Normcore: l’ironie derrière l’authenticité?

Un jean délavé avec une coupe des plus régulières, un t-shirt simple, des chaussures sports Nike et une veste sport. Voilà comment on peut résumer la dernière tendance mode qui s’appelle le « normcore ». Ce mot, imaginé par le cabinet de tendance basé à New-York, K-Hole, a été repris par le New York Magazine le 26 février dernier puis le buzz s’est créé sur Internet. Il a diminué depuis, mais la tendance demeure.

L’auteur du texte du NYmag, Fiona Duncan, a fait connaitre ce style parce qu’elle disait alors ne pas faire la différence entre les jeunes normcore branchés qu’elle croisait dans la rue, et le touriste états-unien moyen qui visitait la grosse pomme. C’est pourquoi elle s’est penchée sur le phénomène.

Plusieurs lectures quant à l’origine sociale de cette tendance sont possibles. Les uns affirment que le normcore est né parce que les marges, occupés par les « hipsters » depuis un moment étaient désormais devenus communes, donc que se retourner vers le milieu était la solution. D’autres croient que c’est plutôt une démonstration des jeunes qu’ils veulent attirer l’attention sur leur individu, plutôt sur que leur apparence.

C’est le cas de la professeure à l’École de la mode de l’Université du Québec à Montréal, Mariette Julien: « La tendance normcore correspond vraiment à une quête d’authenticité, à la mise en scène du corps naturel ». Elle explique par ailleurs que même si les gens n’ont pas conscience que le choix de leur style n’est pas anodin, il signifie quelque chose sur ce qu’ils pensent et leur personnalité. Dans les cas des adeptes du normcore, « ils veulent attirer l’attention sur leur individu, indique Mariette Julien. Ils veulent montrer qu’ils ne passent pas de temps à très bien s’habiller ou à mettre beaucoup de temps sur leur apparence.

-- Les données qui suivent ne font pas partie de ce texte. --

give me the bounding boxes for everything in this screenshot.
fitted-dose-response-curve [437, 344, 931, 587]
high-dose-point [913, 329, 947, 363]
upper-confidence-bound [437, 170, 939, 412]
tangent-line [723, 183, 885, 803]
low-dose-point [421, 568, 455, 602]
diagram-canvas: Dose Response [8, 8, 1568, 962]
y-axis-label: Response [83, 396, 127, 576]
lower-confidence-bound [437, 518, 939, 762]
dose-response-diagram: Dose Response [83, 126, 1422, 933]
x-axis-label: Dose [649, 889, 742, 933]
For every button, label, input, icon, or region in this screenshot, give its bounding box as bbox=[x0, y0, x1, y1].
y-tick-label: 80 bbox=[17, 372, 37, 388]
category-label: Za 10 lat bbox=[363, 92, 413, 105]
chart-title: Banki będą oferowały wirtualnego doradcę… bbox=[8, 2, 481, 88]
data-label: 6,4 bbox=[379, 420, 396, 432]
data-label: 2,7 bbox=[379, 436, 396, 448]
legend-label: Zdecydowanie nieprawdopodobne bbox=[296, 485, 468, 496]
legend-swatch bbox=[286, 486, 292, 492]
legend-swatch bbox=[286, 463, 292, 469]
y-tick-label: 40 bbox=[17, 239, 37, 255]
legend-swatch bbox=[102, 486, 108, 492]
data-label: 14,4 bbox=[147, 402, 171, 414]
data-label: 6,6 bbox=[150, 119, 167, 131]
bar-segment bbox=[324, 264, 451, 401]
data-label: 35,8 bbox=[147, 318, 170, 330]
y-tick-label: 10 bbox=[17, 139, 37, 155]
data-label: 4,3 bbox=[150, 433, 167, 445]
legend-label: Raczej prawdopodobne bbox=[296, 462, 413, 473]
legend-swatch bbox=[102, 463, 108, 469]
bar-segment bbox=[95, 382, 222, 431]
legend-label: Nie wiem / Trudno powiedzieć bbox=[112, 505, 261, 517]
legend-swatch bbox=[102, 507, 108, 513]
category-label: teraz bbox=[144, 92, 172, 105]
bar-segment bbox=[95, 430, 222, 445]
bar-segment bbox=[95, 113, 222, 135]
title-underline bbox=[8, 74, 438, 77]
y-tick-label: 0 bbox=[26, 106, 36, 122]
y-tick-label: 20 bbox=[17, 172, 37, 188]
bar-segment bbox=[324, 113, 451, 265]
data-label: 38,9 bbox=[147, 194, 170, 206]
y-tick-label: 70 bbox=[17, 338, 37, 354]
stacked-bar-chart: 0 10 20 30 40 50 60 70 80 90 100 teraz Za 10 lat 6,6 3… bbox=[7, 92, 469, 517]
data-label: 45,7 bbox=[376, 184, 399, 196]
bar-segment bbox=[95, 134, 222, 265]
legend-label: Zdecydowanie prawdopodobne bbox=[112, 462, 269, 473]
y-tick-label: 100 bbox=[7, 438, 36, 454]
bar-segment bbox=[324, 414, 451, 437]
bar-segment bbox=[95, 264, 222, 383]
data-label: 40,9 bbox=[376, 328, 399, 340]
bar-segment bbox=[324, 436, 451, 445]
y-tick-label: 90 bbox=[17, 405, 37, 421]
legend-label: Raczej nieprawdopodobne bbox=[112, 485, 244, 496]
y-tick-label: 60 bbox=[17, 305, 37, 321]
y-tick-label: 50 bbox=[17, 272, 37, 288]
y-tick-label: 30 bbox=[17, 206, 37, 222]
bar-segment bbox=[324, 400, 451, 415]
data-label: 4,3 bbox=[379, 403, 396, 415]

En d’autres mots, ils désirent que les gens remarquent qu’ils ont d’autres intérêts, qu’ils sont des personnes intéressantes ».

Mariette Julien fait d’ailleurs un parallèle avec les réseaux sociaux. Elle explique que si les gens veulent qu’on les remarque dans la rue, ils auront un corps spectacle, c’est-à-dire qui sera très bien vêtu, qui aura peut-être du marquage (tatouage, scarification ou autres) et aura une coiffure marquée. À l’inverse, s’ils souhaitent être remarqué sur les réseaux sociaux comme Facebook, où « on se met soi-même en scène », ils auront plutôt un corps naturel, et probablement un look qui se rapproche du normcore, pour que les autres remarquent ce qu’ils font, ce qu’ils pensent.

Cela demeure néanmoins une volonté de se faire remarquer, une manière de mettre en valeur le soi. Cette mise en valeur utilise par contre l’action et les expériences branchées, plutôt que le paraitre. C’est là toute la différence avec ceux qui misent sur le corps spectacle.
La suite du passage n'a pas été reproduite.